Dabei ist die blaue Ader in den Stichkabeln vom Kabelverteiler zum Weichenantrieb immer die Ader 1, die auch 400V DC gegen die anderen Adern, und 230 VAC gegen Masse führen kann. 

Die Adern der Stammkabel vom Stellwerk (Schalthaus) zum Kabelverteiler werden die Adern der Reihe nach belegt, ohne das Spannungspotential auf den blauen Adern zu berücksichtigen.

Da die Kabel von allen im Signalbau tätigen Firmen und Betreibern mit eigenen Bautrupps, wie z.B.
Siemens, SEL, Hüsa, Wolper, DB-AG, VPS, OHE, HGK, SSH oder E+H so verwendet und verbaut werden, kann es nicht gegen geltende Vorschriften verstoßen.

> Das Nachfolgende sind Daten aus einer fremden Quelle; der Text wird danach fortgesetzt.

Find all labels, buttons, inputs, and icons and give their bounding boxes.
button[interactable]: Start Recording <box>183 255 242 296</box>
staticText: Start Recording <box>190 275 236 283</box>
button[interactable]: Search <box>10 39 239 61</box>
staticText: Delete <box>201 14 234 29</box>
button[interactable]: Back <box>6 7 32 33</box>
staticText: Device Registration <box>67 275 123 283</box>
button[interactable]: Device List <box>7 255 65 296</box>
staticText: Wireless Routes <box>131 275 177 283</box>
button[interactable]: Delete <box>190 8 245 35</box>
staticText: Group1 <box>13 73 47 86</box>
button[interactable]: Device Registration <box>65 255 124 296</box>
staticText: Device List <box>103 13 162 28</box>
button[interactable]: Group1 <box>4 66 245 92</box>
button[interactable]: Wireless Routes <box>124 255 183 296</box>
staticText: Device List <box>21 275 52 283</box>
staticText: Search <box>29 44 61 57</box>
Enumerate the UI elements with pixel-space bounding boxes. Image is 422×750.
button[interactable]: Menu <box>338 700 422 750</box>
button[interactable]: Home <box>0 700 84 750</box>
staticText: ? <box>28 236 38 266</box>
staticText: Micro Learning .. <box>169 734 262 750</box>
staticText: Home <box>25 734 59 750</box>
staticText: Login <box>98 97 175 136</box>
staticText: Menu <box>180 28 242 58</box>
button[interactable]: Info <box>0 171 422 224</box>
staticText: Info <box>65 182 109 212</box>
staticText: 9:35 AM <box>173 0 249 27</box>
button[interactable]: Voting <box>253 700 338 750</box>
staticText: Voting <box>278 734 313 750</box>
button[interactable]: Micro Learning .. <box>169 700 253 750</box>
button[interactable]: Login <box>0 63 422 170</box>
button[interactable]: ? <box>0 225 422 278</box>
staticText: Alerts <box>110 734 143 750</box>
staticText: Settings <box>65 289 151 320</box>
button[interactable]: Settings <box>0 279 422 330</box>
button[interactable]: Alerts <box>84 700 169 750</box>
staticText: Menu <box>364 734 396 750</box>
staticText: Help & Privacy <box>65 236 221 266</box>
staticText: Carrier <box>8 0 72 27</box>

Ein anderes Problem bei diesen Systemen stellen die langen Kabelwege da, die mehrere KM betragen können. Da kann man die Sicherungen kaum so wählen, dass ein Auslösen der Sicherung bei Kurzschluß gewährleistet ist. Eine Überwachung der Außenanlagen mit Isolationswächter ist auch nur bei kleinen Anlagen möglich, da das Kabelnetz dafür meist zu groß ist.

Limbo


----------



## cth (14 Dezember 2004)

Tja Limbo,

gemäß Deiner Aussage zur Kabelbezeichnung ist die VDE dort auf dem richtigen Weg.
Es muß sich also um eine andere Kabelbezeichnung / -Typ handeln.
Ich bin deshalb daran interresiert, wegen dem Problem des A2Y Kabels in Motorklemmkästen.(Schilderung im vorherigen Beitrag)
Und einer gemeinsammen Führung der Netzspannung mit einem Thermistorstromkreis
spricht gemäß VDE nichts im Wege, so wie bei den Weichen mit AC und DC Strommkreisen.

Gruß Christian


----------



## Limbo (15 Dezember 2004)

cth schrieb:
			
		

> gemäß Deiner Aussage zur Kabelbezeichnung ist die VDE dort auf dem richtigen Weg.
> Es muß sich also um eine andere Kabelbezeichnung / -Typ handeln.
> Ich bin deshalb daran interresiert, wegen dem Problem des A2Y Kabels in Motorklemmkästen.(Schilderung im vorherigen Beitrag)
> Und einer gemeinsammen Führung der Netzspannung mit einem Thermistorstromkreis
> spricht gemäß VDE nichts im Wege, so wie bei den Weichen mit AC und DC Strommkreisen.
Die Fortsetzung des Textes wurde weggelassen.